The film improves greatly when they put a human face onscreen that people recognize, such as John Stockton of the Utah Jazz, whose quick recovery from ankle sprains was due to his team’s chosen chiropractor, who also significantly reduced the team number of games missed from aggravated injuries, as he was able to get these high flying athletes to play pain free. Olympic skier Picabo Street was also able to recover quickly after a potentially career ending knee injury using the work of a chiropractor, who uses a less invasive procedure, taking a more holistic approach to the human body and how it can best recover.
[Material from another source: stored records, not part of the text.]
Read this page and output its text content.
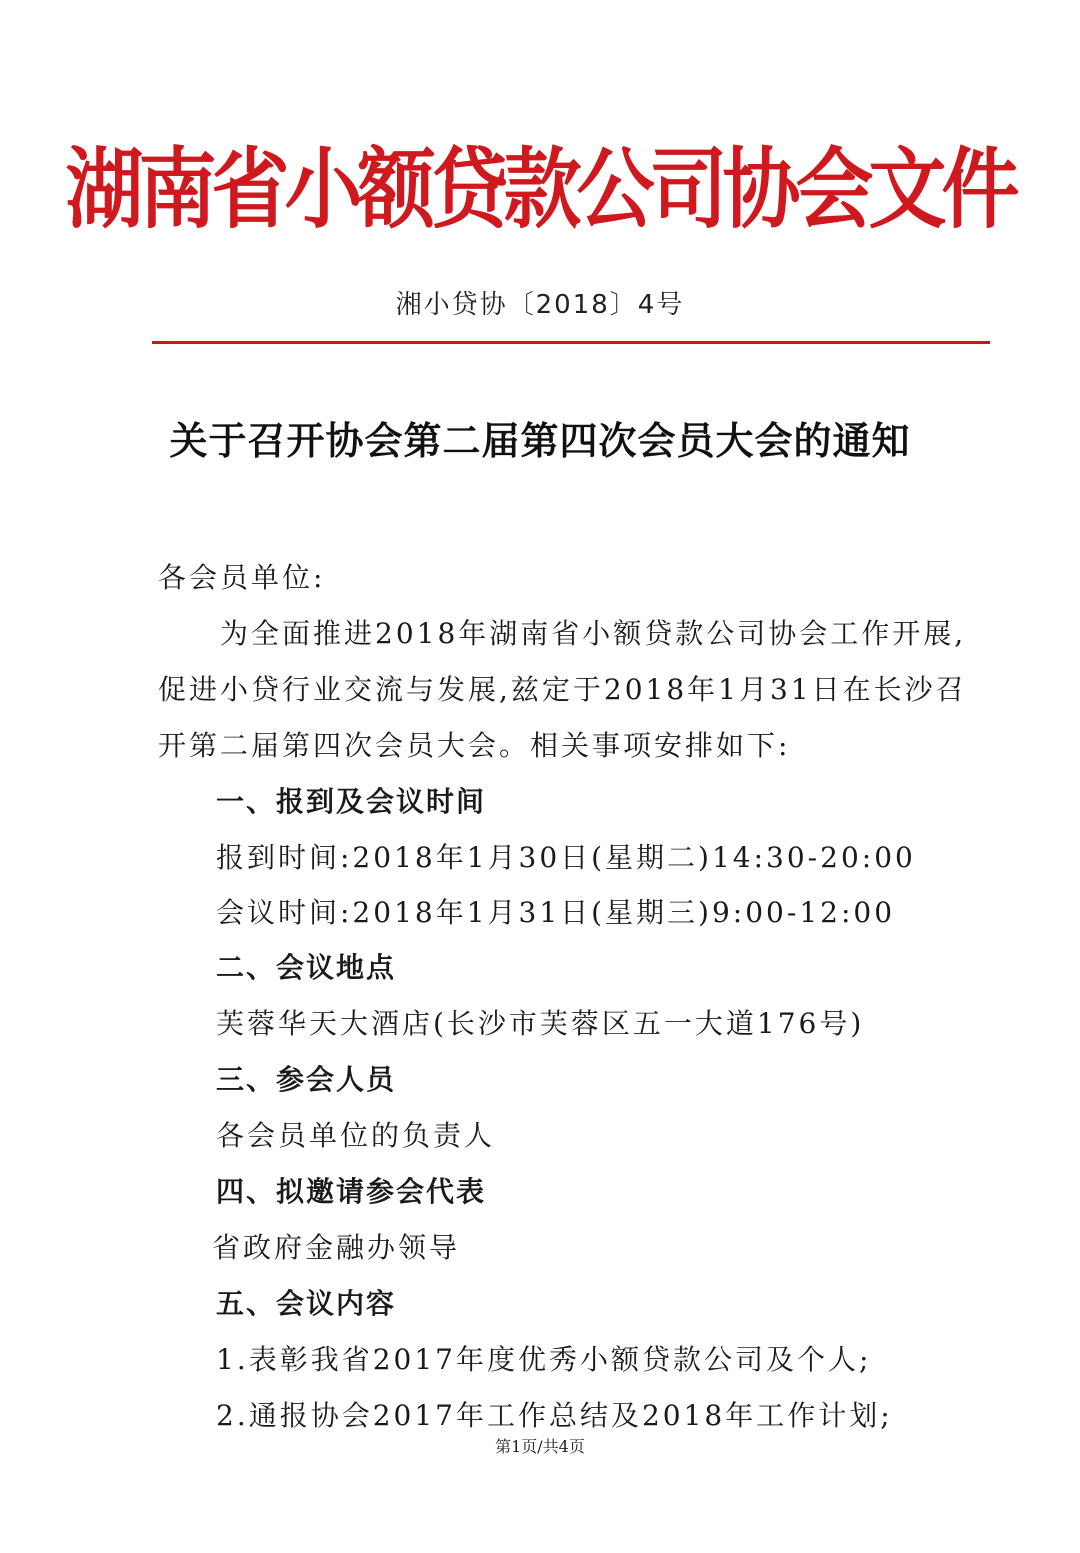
湖南省小额贷款公司协会文件
湘小贷协〔2018〕4号
关于召开协会第二届第四次会员大会的通知
各会员单位:
　　为全面推进2018年湖南省小额贷款公司协会工作开展,
促进小贷行业交流与发展,兹定于2018年1月31日在长沙召
开第二届第四次会员大会。相关事项安排如下:
一、报到及会议时间
报到时间:2018年1月30日(星期二)14:30-20:00
会议时间:2018年1月31日(星期三)9:00-12:00
二、会议地点
芙蓉华天大酒店(长沙市芙蓉区五一大道176号)
三、参会人员
各会员单位的负责人
四、拟邀请参会代表
省政府金融办领导
五、会议内容
1.表彰我省2017年度优秀小额贷款公司及个人;
2.通报协会2017年工作总结及2018年工作计划;
第1页/共4页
Perhaps the star of the film is a PhD biochemist Dr. Stanislaw Burzynski, the target of multiple harassing lawsuits to discredit his findings, who has won one of the largest legal battles with the Food & Drug Administration in U.S. history, a 14-year journey to obtain FDA approved clinical trials for a cancer fighting treatment known as antineoplaston therapy. Despite industry claims that his groundbreaking treatment is unproven, Burzynski is the only scientist in history to have cured a childhood inoperable brainstem glioma. Among the most effective screen characters was an Inuit Alaskan Iditarod announcer whose family had a history of lupus, where her mother eventually committed suicide, yet after considerable effort in diagnosing her own illness, she discovered it may be the presence of Lyme disease instead, which through the help of natural health practitioners could be successfully extracted from her system. Another mother’s infant child was born prematurely but survived, but the family refused to give such a small child Phenobarbital for potential seizures, using the hand healing methods of chiropractics instead which seems to have jump started his brain, making him a much more active and intelligent kid. While there’s never any attempt to offer a differing point of view, and often there’s little follow up on featured patients, the film also makes an overreaching attempt to tackle genetic modification in the food industry, suggesting there are benefits to eating organic, but they tackle on too much unsubstantiated information at the end which only undermines the credibility of the entire film. Overall, while common sense suggests patients should integrate a whole body approach to health, including trying the benefits of alternative medicine, the film does play like a chiropractic infomercial.